I am a high school history teacher.

I teach students who come from across the globe. Many have come fleeing their own countries to find hope and safety and freedom in ours. They come from Burma and Brazil, Iraq and El Salvador, Vietnam and Zambia. Over 30 countries in all.

But today - I don't know what to say to them.

What do I say? What can I say?

What do I say to my Muslim students from the Middle East? The young women in my class who wear head scarves and love taking selfies and swapping pop music, the young men who are in Junior ROTC and hope to serve America in the army? How do I convince them that not all of America wants them banished from our shores, that not all Americans think these 13-, 14-, 15- and 16-year-olds are terrorists. They have told me of their fears. I cannot now tell them that their fears are completely without justification.

What do I say to my students from Latin America? My students who have fled gangs and violence, or who have simply come because they see a chance for education and opportunity in America. How can I convince them that many people in America do not see them as rapists and murderers?

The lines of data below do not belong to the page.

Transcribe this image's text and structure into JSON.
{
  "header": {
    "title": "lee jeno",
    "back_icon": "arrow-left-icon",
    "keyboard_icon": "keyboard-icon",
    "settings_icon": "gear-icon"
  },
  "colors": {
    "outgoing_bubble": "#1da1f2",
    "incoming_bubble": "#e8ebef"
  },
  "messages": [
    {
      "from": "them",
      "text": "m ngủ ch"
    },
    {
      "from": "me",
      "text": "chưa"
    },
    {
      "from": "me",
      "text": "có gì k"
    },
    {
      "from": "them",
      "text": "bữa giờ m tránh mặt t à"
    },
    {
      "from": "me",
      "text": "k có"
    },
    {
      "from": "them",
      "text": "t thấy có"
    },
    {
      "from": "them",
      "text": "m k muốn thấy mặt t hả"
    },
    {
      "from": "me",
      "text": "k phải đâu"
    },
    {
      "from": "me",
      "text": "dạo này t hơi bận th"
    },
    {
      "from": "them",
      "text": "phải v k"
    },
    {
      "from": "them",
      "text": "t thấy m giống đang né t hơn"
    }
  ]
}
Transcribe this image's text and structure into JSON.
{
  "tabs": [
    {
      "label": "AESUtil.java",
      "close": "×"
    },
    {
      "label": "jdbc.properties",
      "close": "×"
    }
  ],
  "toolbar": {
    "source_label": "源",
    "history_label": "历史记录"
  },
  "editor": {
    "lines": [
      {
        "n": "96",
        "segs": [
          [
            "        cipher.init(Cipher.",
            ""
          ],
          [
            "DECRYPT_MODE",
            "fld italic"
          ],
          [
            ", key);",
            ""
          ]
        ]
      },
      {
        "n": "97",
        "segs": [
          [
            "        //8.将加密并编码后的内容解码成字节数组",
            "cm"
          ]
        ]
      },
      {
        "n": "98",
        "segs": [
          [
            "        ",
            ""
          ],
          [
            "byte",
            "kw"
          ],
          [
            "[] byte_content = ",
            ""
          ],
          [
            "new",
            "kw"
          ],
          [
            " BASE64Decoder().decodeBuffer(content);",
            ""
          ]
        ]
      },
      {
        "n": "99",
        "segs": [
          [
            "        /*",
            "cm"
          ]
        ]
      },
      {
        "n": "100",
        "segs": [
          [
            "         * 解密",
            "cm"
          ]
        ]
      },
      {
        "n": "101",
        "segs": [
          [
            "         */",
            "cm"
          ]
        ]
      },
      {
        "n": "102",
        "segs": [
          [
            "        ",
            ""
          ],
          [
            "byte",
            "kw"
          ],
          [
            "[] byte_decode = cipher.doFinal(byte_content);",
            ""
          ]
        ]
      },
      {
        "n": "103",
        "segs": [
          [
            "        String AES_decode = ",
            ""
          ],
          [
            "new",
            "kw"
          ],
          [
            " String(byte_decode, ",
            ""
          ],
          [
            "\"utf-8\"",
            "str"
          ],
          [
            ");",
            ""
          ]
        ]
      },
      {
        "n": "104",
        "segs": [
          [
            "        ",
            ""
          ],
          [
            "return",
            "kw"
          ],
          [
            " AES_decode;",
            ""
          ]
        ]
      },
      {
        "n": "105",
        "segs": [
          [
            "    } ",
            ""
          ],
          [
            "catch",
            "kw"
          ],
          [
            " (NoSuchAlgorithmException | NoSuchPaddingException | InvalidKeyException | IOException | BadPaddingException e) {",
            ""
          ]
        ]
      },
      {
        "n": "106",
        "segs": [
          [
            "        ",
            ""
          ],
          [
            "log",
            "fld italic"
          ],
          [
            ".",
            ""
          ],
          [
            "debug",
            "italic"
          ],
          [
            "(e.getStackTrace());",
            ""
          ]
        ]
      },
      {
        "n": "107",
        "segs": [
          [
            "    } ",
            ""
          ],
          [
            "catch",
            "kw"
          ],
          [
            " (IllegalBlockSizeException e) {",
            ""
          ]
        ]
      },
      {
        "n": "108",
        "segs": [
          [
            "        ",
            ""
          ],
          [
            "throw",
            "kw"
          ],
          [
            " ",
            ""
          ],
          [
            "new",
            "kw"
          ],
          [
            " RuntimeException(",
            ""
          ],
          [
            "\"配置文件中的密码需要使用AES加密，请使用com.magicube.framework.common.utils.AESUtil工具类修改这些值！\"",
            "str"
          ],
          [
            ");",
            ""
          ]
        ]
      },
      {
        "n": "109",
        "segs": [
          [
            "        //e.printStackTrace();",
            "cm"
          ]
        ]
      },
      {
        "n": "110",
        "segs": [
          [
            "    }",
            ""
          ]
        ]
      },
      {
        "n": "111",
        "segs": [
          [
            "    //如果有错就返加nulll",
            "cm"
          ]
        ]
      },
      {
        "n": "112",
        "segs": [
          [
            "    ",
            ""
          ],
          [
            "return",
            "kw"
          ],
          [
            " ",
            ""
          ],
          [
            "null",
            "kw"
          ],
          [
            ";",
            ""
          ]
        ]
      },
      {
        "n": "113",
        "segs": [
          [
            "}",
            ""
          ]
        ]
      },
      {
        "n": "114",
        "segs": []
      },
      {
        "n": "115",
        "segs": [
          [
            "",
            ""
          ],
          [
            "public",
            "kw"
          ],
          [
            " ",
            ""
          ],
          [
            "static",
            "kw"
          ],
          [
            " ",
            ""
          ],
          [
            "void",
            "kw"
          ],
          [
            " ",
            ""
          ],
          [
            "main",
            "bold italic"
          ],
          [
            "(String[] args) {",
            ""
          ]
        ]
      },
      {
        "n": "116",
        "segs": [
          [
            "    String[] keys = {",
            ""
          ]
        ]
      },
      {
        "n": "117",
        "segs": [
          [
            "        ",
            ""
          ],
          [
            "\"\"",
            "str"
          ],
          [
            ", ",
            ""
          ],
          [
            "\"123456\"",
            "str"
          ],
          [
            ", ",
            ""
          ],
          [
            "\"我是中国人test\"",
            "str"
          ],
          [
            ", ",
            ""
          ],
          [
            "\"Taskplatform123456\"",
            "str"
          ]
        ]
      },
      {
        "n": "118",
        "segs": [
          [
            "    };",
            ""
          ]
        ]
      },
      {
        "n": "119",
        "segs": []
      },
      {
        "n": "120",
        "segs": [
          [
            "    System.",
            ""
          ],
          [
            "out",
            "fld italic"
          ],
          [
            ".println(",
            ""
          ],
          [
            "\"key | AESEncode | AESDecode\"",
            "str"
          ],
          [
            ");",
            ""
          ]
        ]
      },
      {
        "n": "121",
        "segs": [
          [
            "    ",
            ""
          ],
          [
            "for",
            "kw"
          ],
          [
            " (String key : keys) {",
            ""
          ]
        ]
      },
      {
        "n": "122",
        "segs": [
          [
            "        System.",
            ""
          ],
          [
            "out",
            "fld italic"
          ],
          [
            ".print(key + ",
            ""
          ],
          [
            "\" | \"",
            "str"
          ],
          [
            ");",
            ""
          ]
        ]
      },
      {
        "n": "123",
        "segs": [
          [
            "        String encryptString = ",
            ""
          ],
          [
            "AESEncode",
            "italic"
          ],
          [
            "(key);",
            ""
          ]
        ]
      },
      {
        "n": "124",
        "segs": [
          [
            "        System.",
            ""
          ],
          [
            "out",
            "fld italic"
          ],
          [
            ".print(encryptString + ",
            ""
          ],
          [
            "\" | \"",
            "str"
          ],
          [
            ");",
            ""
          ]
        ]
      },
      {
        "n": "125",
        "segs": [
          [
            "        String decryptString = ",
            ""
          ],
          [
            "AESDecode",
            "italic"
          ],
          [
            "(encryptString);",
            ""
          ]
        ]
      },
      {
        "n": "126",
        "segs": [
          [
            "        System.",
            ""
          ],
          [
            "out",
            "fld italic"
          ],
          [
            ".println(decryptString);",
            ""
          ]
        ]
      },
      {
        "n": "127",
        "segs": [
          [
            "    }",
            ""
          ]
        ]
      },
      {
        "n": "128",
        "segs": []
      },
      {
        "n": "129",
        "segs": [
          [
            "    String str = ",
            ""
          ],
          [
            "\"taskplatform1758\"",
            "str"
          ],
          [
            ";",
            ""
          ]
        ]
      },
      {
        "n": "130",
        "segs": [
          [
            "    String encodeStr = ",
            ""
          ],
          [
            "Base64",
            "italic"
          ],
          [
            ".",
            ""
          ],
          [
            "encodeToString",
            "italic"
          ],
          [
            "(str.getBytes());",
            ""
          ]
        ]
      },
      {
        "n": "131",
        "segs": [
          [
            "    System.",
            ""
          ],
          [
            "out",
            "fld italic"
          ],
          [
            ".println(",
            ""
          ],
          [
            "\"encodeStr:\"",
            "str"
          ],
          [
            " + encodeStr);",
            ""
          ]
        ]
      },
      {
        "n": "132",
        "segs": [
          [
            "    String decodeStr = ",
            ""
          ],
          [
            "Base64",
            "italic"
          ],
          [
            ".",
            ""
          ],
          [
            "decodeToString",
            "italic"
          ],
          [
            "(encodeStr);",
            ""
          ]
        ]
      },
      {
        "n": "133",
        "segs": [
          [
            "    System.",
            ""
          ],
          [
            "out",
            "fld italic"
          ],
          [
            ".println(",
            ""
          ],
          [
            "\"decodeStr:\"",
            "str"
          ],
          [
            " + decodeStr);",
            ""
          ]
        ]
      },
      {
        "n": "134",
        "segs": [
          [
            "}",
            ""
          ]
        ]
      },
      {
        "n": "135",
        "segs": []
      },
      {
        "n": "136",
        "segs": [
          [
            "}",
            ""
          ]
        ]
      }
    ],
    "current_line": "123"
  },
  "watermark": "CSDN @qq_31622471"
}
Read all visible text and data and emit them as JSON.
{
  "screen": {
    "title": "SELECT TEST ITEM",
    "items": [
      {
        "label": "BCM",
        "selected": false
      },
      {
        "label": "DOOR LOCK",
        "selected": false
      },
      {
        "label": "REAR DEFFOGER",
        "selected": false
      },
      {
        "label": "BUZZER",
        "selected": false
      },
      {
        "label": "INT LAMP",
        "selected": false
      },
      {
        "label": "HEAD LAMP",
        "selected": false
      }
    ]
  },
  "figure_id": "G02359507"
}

How can I quell their fears that our country is about to round them up and throw them across our southern border?

What do I say to my students whose skin is black or brown? Who already know what it is like to be followed in stores and on the streets? Who have already learned that the color of their skin makes them a target? What do I say to them when words like "law and order" feel to them like cocked guns? How do I teach about Jim Crow laws and the Klu Klux Klan as if they were only history? What do I tell them about the Confederate flag that only yesterday I saw proudly displayed on a car in New Hampshire?

What do I say to my LGBTQ students? Or to my students who have relatives who have only recently secured the right to marry those they love and now fear that right will be stripped from them? How to I respond to my students who today ask me in worried whispers: is conversion therapy going to be promulgated by the highest office in the land.

What do I teach them about my own faith, Judaism? Soon we will study World War II, and the rise of Hitler and the Nazis. I cannot say this is all a thing of the distant past when Neo-Nazi groups are speaking out vocally across our nation.

What do I say to the sixty-plus of my students who, like me, are women? How do I tell them that many in their adopted country condone sexual assault and sexual violence and the denigration of women? Can I tell them that they will truly have the same opportunities as men? That they will be treated equally?

This morning my students - students from across the globe, who were drawn here by hope - were quick to ask me, with voices quiet and fearful: Will we be told to go back to our country? When will we be made to leave? Will all of us have to leave? Their questions cascaded upon one another.

What do I tell them?

I tell them that I will continue to be their champion, their supporter, their mentor, their defender, their teacher.

But I'm not confident that I can protect them.

At our school these students stand each morning to pledge their allegiance to the flag of the United States of America - the country they hope one day to become a citizen of.

Will this country stand up for them?